Anbräunung wohin das Auge reicht. So sind nicht nur Landwirte braun, die gegen den Subventionskahlschlag der Rot-Grünen-Abrissbirnen-Koalition in Deutschland protestiert haben, sondern auch solche, die ihre Nutztiere vor Wolfsrissen schützen wollen. Das Reichweitenschrumpfblatt Profil jedenfalls informiert sogar auf der Titelseite darüber, dass die Wolfsfeindschaft das Werk von Rechtspopulisten ist. Merke also, die Rechtspopulisten, diese Höllenhunde, sind für jedes noch so profane Übel auf dieser Welt verantwortlich. Auch die radikalen Muslime, die die Linken massenweise ins Land holen, sind ab dem Zeitpunkt Rechtsradikale, ab dem es den Progressiven in den Kram passt. Die ARD bezeichnet dementsprechend die Kalifat-Demo, die kürzlich in Hamburg stattgefunden hat und auf der die Einführung der Scharia gefordert wurde, als rechtsradikale Zusammenrottung. Damit ist auch dieser Aufmarsch der kulturfremden Islamisten in das Umfeld der AfD eingemeindet. Blödsinniger geht es gar nicht mehr.
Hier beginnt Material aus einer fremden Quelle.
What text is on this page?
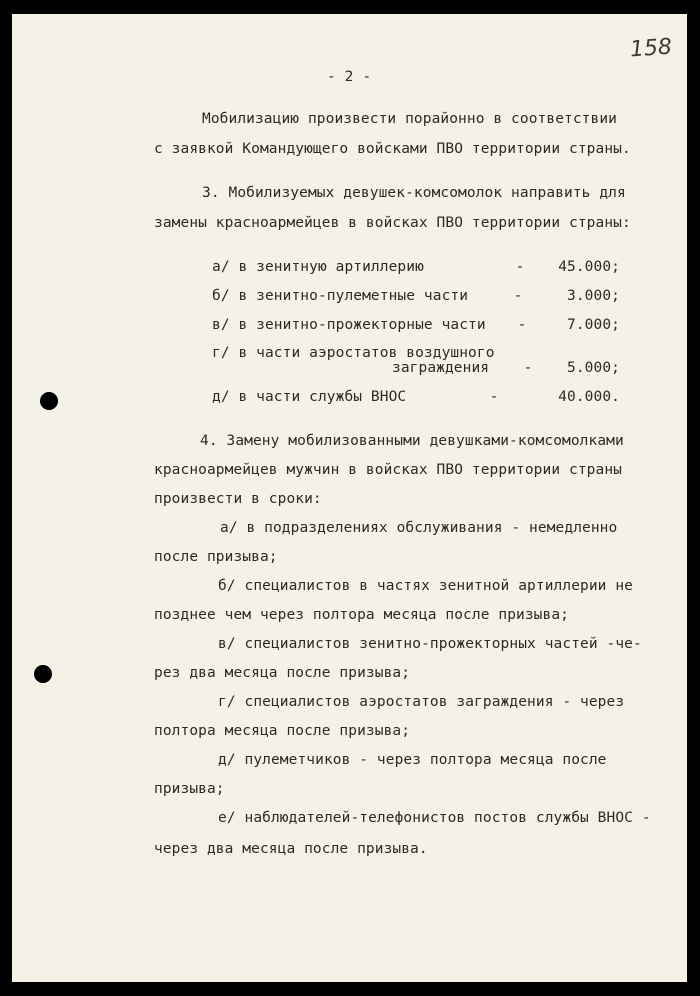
158
- 2 -
Мобилизацию произвести порайонно в соответствии
с заявкой Командующего войсками ПВО территории страны.
3. Мобилизуемых девушек-комсомолок направить для
замены красноармейцев в войсках ПВО территории страны:
а/ в зенитную артиллерию	-	45.000;
б/ в зенитно-пулеметные части	-	3.000;
в/ в зенитно-прожекторные части	-	7.000;
г/ в части аэростатов воздушного
заграждения	-	5.000;
д/ в части службы ВНОС	-	40.000.
4. Замену мобилизованными девушками-комсомолками
красноармейцев мужчин в войсках ПВО территории страны
произвести в сроки:
а/ в подразделениях обслуживания - немедленно
после призыва;
б/ специалистов в частях зенитной артиллерии не
позднее чем через полтора месяца после призыва;
в/ специалистов зенитно-прожекторных частей -че-
рез два месяца после призыва;
г/ специалистов аэростатов заграждения - через
полтора месяца после призыва;
д/ пулеметчиков - через полтора месяца после
призыва;
е/ наблюдателей-телефонистов постов службы ВНОС -
через два месяца после призыва.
Großes Anbräunungsepos um Herbert Kickl
Nicht vergessen sollte man aber auch auf das große Anbräunungsepos, das gerade von Profiljournalisten auf den Weg gebracht wurde. Es beschäftigt sich mit dem Leben von Herbert Kickl. Warum ist er unter anderem verdächtig? Weil er von seinem Privatleben nichts bekannt gemacht hat. Da er dadurch eine Blackbox ist, macht er sich verdächtig. Offenbar ist es heute Pflicht, seine ganze Familie in die dreckige Politik mit hineinzuziehen, wie es Nehammer und Co. machen. Wer es nicht tut, ist natürlich rechts, radikal und hat einen schlechten Charakter, so im Buch.
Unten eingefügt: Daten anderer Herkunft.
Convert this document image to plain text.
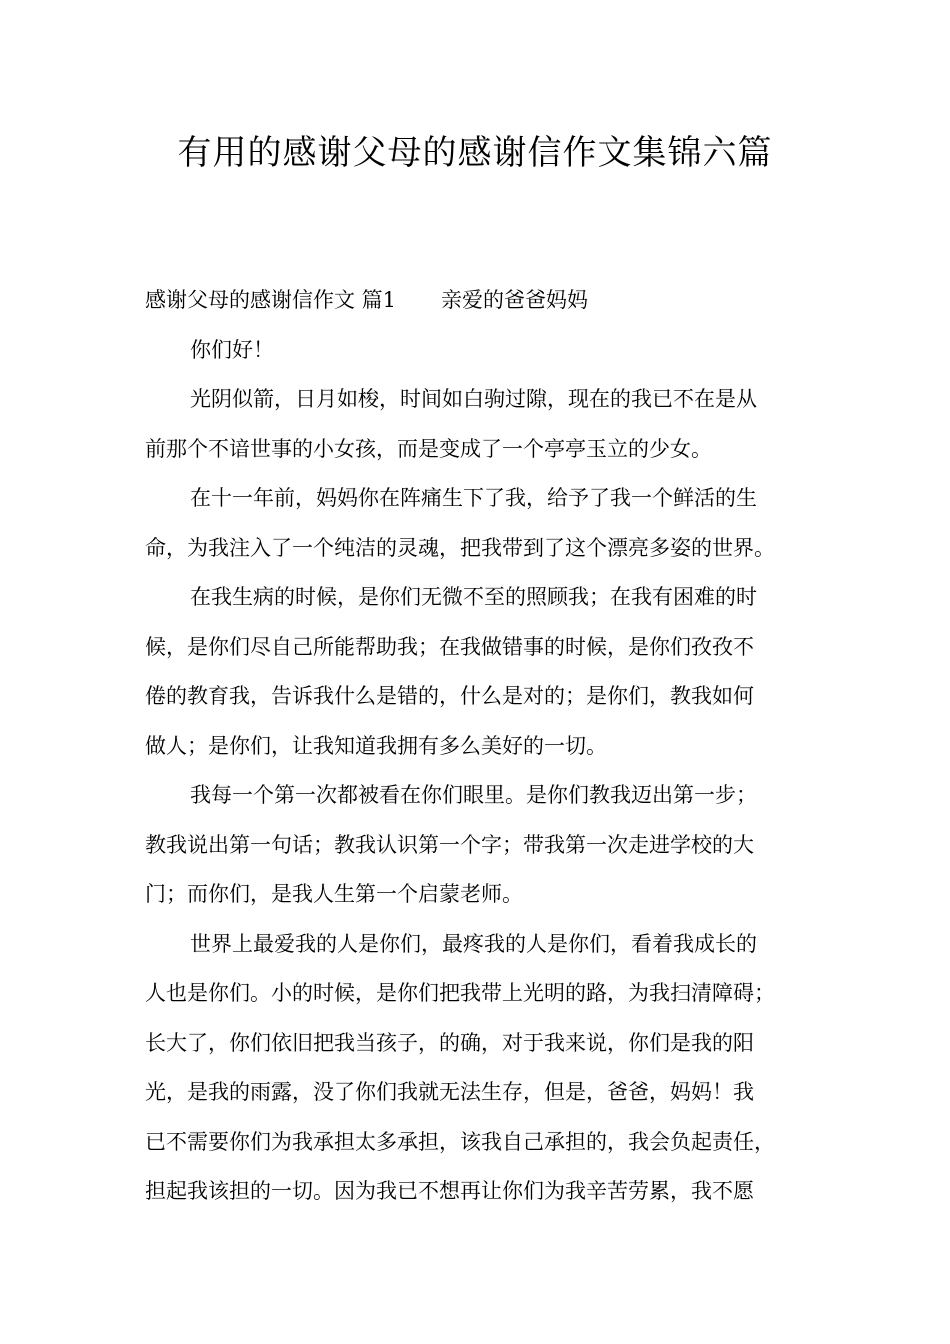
有用的感谢父母的感谢信作文集锦六篇
感谢父母的感谢信作文 篇1 亲爱的爸爸妈妈
你们好！
光阴似箭，日月如梭，时间如白驹过隙，现在的我已不在是从
前那个不谙世事的小女孩，而是变成了一个亭亭玉立的少女。
在十一年前，妈妈你在阵痛生下了我，给予了我一个鲜活的生
命，为我注入了一个纯洁的灵魂，把我带到了这个漂亮多姿的世界。
在我生病的时候，是你们无微不至的照顾我；在我有困难的时
候，是你们尽自己所能帮助我；在我做错事的时候，是你们孜孜不
倦的教育我，告诉我什么是错的，什么是对的；是你们，教我如何
做人；是你们，让我知道我拥有多么美好的一切。
我每一个第一次都被看在你们眼里。是你们教我迈出第一步；
教我说出第一句话；教我认识第一个字；带我第一次走进学校的大
门；而你们，是我人生第一个启蒙老师。
世界上最爱我的人是你们，最疼我的人是你们，看着我成长的
人也是你们。小的时候，是你们把我带上光明的路，为我扫清障碍；
长大了，你们依旧把我当孩子，的确，对于我来说，你们是我的阳
光，是我的雨露，没了你们我就无法生存，但是，爸爸，妈妈！我
已不需要你们为我承担太多承担，该我自己承担的，我会负起责任，
担起我该担的一切。因为我已不想再让你们为我辛苦劳累，我不愿
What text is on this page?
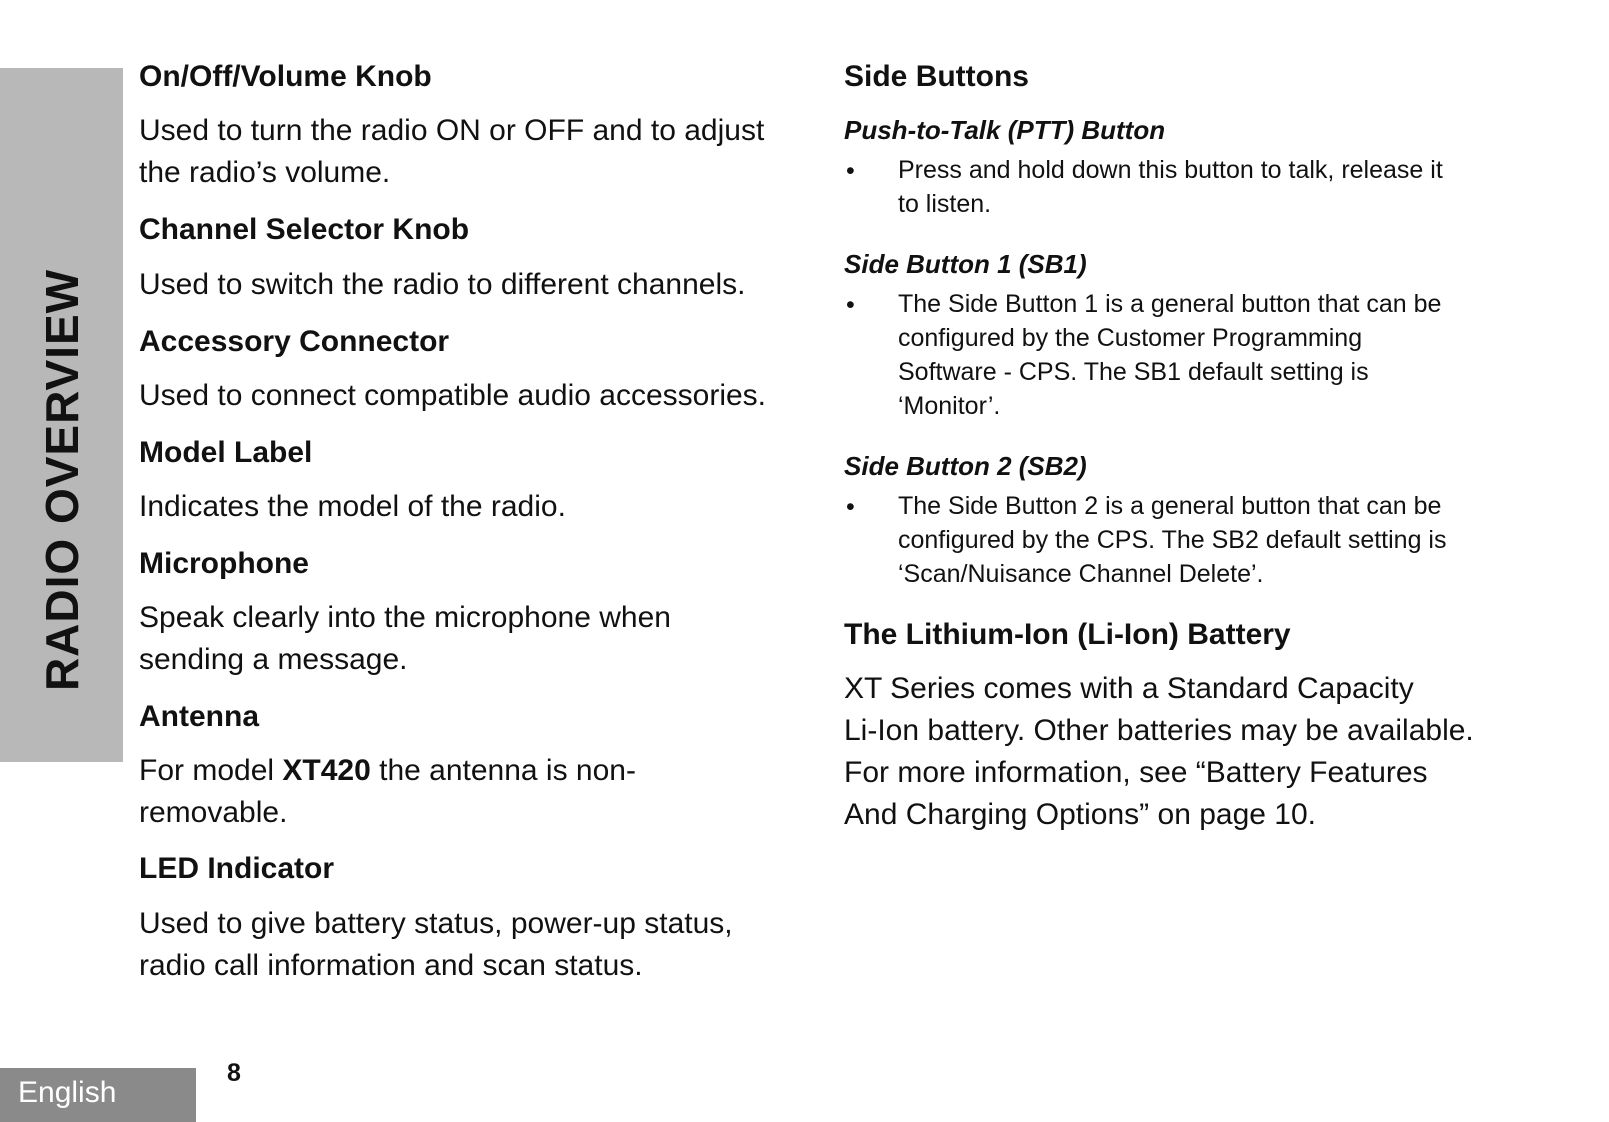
RADIO OVERVIEW
On/Off/Volume Knob
Used to turn the radio ON or OFF and to adjust
the radio’s volume.
Channel Selector Knob
Used to switch the radio to different channels.
Accessory Connector
Used to connect compatible audio accessories.
Model Label
Indicates the model of the radio.
Microphone
Speak clearly into the microphone when
sending a message.
Antenna
For model XT420 the antenna is non-
removable.
LED Indicator
Used to give battery status, power-up status,
radio call information and scan status.
Side Buttons
Push-to-Talk (PTT) Button
• Press and hold down this button to talk, release it
to listen.
Side Button 1 (SB1)
• The Side Button 1 is a general button that can be
configured by the Customer Programming
Software - CPS. The SB1 default setting is
‘Monitor’.
Side Button 2 (SB2)
• The Side Button 2 is a general button that can be
configured by the CPS. The SB2 default setting is
‘Scan/Nuisance Channel Delete’.
The Lithium-Ion (Li-Ion) Battery
XT Series comes with a Standard Capacity
Li-Ion battery. Other batteries may be available.
For more information, see “Battery Features
And Charging Options” on page 10.
English
8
Zum Abschluss soll Johnny Rotten zu Wort kommen, der geniale Sänger der Sex Pistols. Die Sex Pistols wurden übrigens seinerzeit von der konformistischen Achtsamkeits-Band „Die Toten Hosen“ auf peinlichste Art plagiiert. Während die Pistols auf ihrer Platte „Never mind the bollocks“ mit beißenden Texten die britische Regenbogenpresse-Monarchie verarschten, brachten die Toten Hosen Coverversionen von lächerlichen Liebesliedern, hysterisch gekreischt von Frontmann Campino, auf den Markt. Das Cover nahezu identisch. Während Campino heute bei den verlogenen Anti-Rechts-Demos mitlatscht, gab Johnny Rotten einen perfekten Kommentar zu den gegenwärtigen woken Verhältnissen ab. „Ich hätte nie gedacht, dass ich den Tag erleben werde, an dem die Rechten die coolen sind, die dem Establishment den Mittelfinger zeigen, und die Linken die wehleidigen, selbstgerechten Trotteln, die alle beschimpfen.“ So kurz kann eine treffende Analyse sein und eine gute Begründung dafür liefern, dass in Österreich und Deutschland ein große Gruppe der Jugendlichen AfD oder FPÖ wählt. Vor allem die Anbräuner unter den Künstlern sind geniale Aufklärer wider ihre Interessen. Sie treiben die Jungwähler in Richtung AfD, weil sie ihnen das Wert-Vakuum des linken Gesellschaftsentwurfes vor Augen führen. Schon Hermann Broch hat festgestellt, dass der Mensch zwar in einem kulturellen Vakuum leben kann, seinen Anblick jedoch kann er nicht ertragen. Sieht er das Elend, steigt er auf die Barrikaden und wählt AfD oder FPÖ, die einzigen Parteien, die noch mit Kritik und Revolte assoziiert werden.